Economia & Negócios

Publicado: Terça-feira, 22 de junho de 2010

Principais cidades do país terão banda larga popular ainda neste ano

Até 2014 a expectativa é atender 4278 municípios.

Por Leandro Sarubo

Impulsionado pelo retorno da Telebrás, jurássica estatal que é a atual menina dos olhos do governo lulista, o Plano Nacional de Banda Larga (PNBL) começa a mostrar seus primeiros resultados.

16 capitais brasileiras já terão acesso à internet com preços populares em 2010. São elas: São Paulo, Rio de Janeiro, Brasília, Belo Horizonte, Recife, Fortaleza, Natal e Salvador, Palmas, Aracaju, Goiânia, Maceió, São Luís, Teresina, Vitória e João Pessoa. Outras cem cidades do Nordeste e Sudeste do país também receberão o serviço, com custo de R$ 35,00 e velocidade entre 512 e 784 kbps.
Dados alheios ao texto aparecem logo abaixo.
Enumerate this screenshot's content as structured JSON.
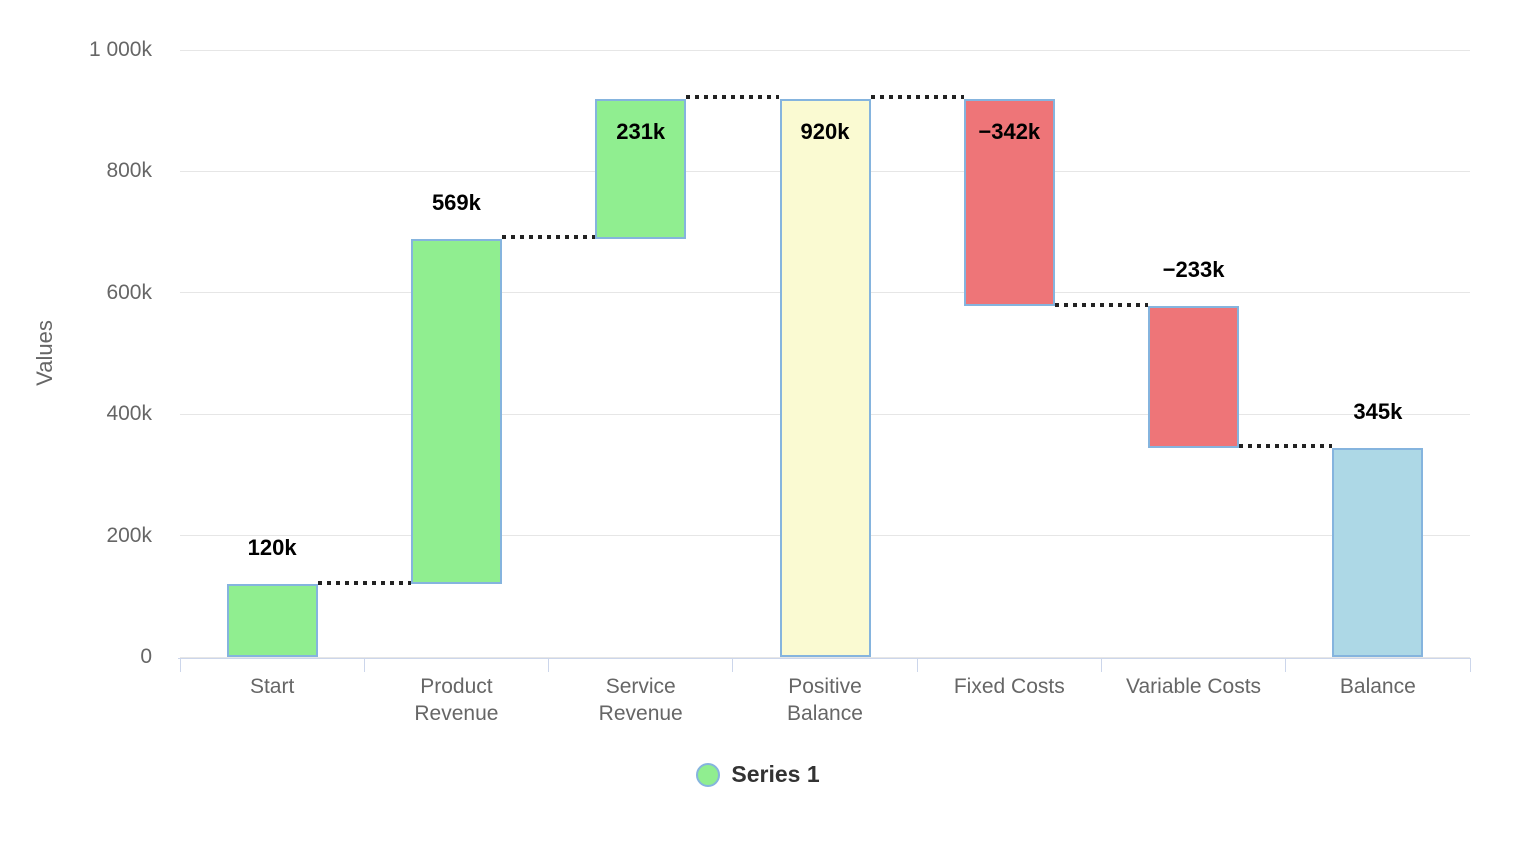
{
  "chart_data": {
    "type": "bar",
    "subtype": "waterfall",
    "title": "",
    "ylabel": "Values",
    "xlabel": "",
    "ylim_k": [
      0,
      1000
    ],
    "grid": "horizontal-only",
    "legend_position": "bottom-center",
    "yticks": [
      {
        "v": 0,
        "label": "0"
      },
      {
        "v": 200,
        "label": "200k"
      },
      {
        "v": 400,
        "label": "400k"
      },
      {
        "v": 600,
        "label": "600k"
      },
      {
        "v": 800,
        "label": "800k"
      },
      {
        "v": 1000,
        "label": "1 000k"
      }
    ],
    "categories": [
      "Start",
      "Product Revenue",
      "Service Revenue",
      "Positive Balance",
      "Fixed Costs",
      "Variable Costs",
      "Balance"
    ],
    "series": [
      {
        "name": "Series 1"
      }
    ],
    "points": [
      {
        "category": "Start",
        "wrapped": "Start",
        "value_k": 120,
        "label": "120k",
        "from": 0,
        "to": 120,
        "color": "positive",
        "label_placement": "above"
      },
      {
        "category": "Product Revenue",
        "wrapped": "Product\nRevenue",
        "value_k": 569,
        "label": "569k",
        "from": 120,
        "to": 689,
        "color": "positive",
        "label_placement": "above"
      },
      {
        "category": "Service Revenue",
        "wrapped": "Service\nRevenue",
        "value_k": 231,
        "label": "231k",
        "from": 689,
        "to": 920,
        "color": "positive",
        "label_placement": "inside"
      },
      {
        "category": "Positive Balance",
        "wrapped": "Positive\nBalance",
        "value_k": 920,
        "label": "920k",
        "from": 0,
        "to": 920,
        "color": "sum",
        "label_placement": "inside"
      },
      {
        "category": "Fixed Costs",
        "wrapped": "Fixed Costs",
        "value_k": -342,
        "label": "−342k",
        "from": 920,
        "to": 578,
        "color": "negative",
        "label_placement": "inside"
      },
      {
        "category": "Variable Costs",
        "wrapped": "Variable Costs",
        "value_k": -233,
        "label": "−233k",
        "from": 578,
        "to": 345,
        "color": "negative",
        "label_placement": "above"
      },
      {
        "category": "Balance",
        "wrapped": "Balance",
        "value_k": 345,
        "label": "345k",
        "from": 0,
        "to": 345,
        "color": "balance",
        "label_placement": "above"
      }
    ],
    "colors": {
      "positive": "#90ee90",
      "negative": "#ee7578",
      "sum": "#fafad2",
      "balance": "#add8e6",
      "bar_border": "#85b4de",
      "connector": "#222222",
      "gridline": "#e6e6e6",
      "axis_line": "#ccd6eb",
      "axis_text": "#666666",
      "label_text": "#000000",
      "legend_text": "#333333"
    },
    "legend": {
      "label": "Series 1",
      "marker_color": "#90ee90",
      "marker_border": "#85b4de"
    }
  }
}
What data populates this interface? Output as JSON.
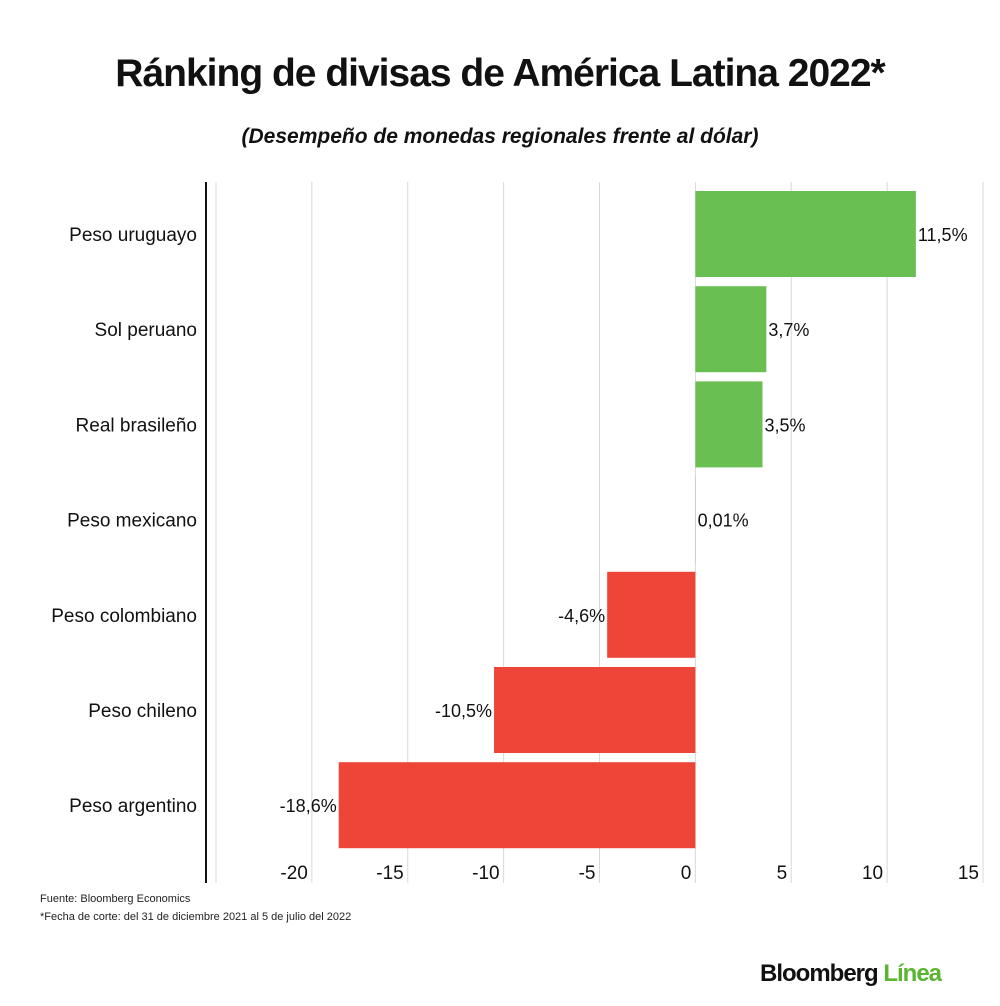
{
  "chart_data": {
    "type": "bar",
    "orientation": "horizontal",
    "title": "Ránking de divisas de América Latina 2022*",
    "subtitle": "(Desempeño de monedas regionales frente al dólar)",
    "categories": [
      "Peso uruguayo",
      "Sol peruano",
      "Real brasileño",
      "Peso mexicano",
      "Peso colombiano",
      "Peso chileno",
      "Peso argentino"
    ],
    "values": [
      11.5,
      3.7,
      3.5,
      0.01,
      -4.6,
      -10.5,
      -18.6
    ],
    "data_labels": [
      "11,5%",
      "3,7%",
      "3,5%",
      "0,01%",
      "-4,6%",
      "-10,5%",
      "-18,6%"
    ],
    "xlim": [
      -25,
      15
    ],
    "ticks": [
      -20,
      -15,
      -10,
      -5,
      0,
      5,
      10,
      15
    ],
    "tick_labels": [
      "-20",
      "-15",
      "-10",
      "-5",
      "0",
      "5",
      "10",
      "15"
    ],
    "grid": true,
    "colors": {
      "positive": "#6abf53",
      "negative": "#ee4539"
    }
  },
  "footer": {
    "source": "Fuente: Bloomberg Economics",
    "note": "*Fecha de corte: del 31 de diciembre 2021 al 5 de julio del 2022"
  },
  "logo": {
    "part1": "Bloomberg",
    "part2": "Línea"
  }
}
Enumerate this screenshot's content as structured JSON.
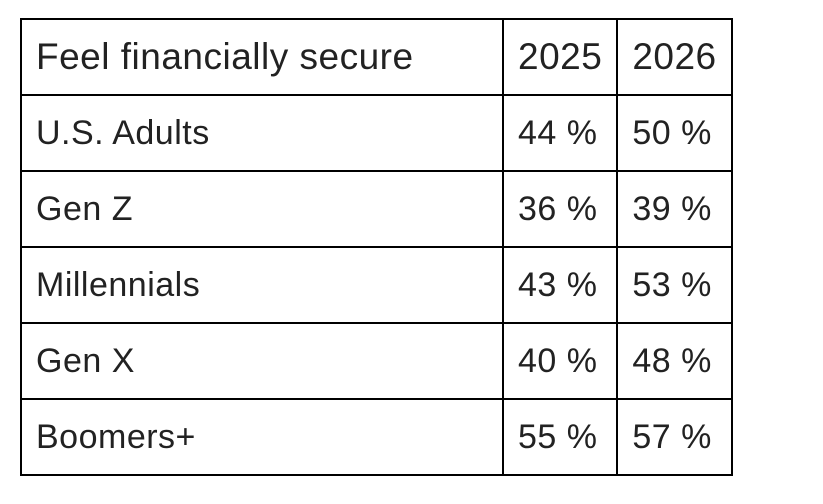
{
  "chart_data": {
    "type": "table",
    "title": "Feel financially secure",
    "corner_label": "Feel financially secure",
    "col_headers": [
      "2025",
      "2026"
    ],
    "unit": "%",
    "rows": [
      {
        "label": "U.S. Adults",
        "values": [
          44,
          50
        ],
        "display": [
          "44 %",
          "50 %"
        ]
      },
      {
        "label": "Gen Z",
        "values": [
          36,
          39
        ],
        "display": [
          "36 %",
          "39 %"
        ]
      },
      {
        "label": "Millennials",
        "values": [
          43,
          53
        ],
        "display": [
          "43 %",
          "53 %"
        ]
      },
      {
        "label": "Gen X",
        "values": [
          40,
          48
        ],
        "display": [
          "40 %",
          "48 %"
        ]
      },
      {
        "label": "Boomers+",
        "values": [
          55,
          57
        ],
        "display": [
          "55 %",
          "57 %"
        ]
      }
    ],
    "colors": {
      "border": "#000000",
      "text": "#222222",
      "background": "#ffffff"
    }
  }
}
Diferentemente do anunciado no dia 6 de maio, data em que o PNBL foi lançado, nada foi falado a respeito do plano de R$ 15,00, que oferecia velocidade de 512 kbps. O projeto do governo é prover esses preços cortando impostos dos prestadores de serviço envolvidos na área – sinal que existe noção da acachapante carga tributária praticada no país.

“A meta para esse ano é implantar o núcleo principal da rede, chamado de backbone, em 16 capitais e interligá-lo com mais 100 cidades, além de ligar 96 pontos corporativos do Governo Federal nas capitais. Até 2014, chegaremos a 4.278 municípios”, disse o presidente da Telebrás, Rogério Santanna, em entrevista ao blog da 9ª Oficina para Inclusão Digital, sediado em Brasília.

E a relação preço x benefício?

Incentivar o acesso à Internet é uma atitude sempre interessante, independente de sua autoria. No entanto, os preços idealizados pelo presidente da Telebrás e pelo Governo Federal são menos revolucionários se compararmos com o mercado privado.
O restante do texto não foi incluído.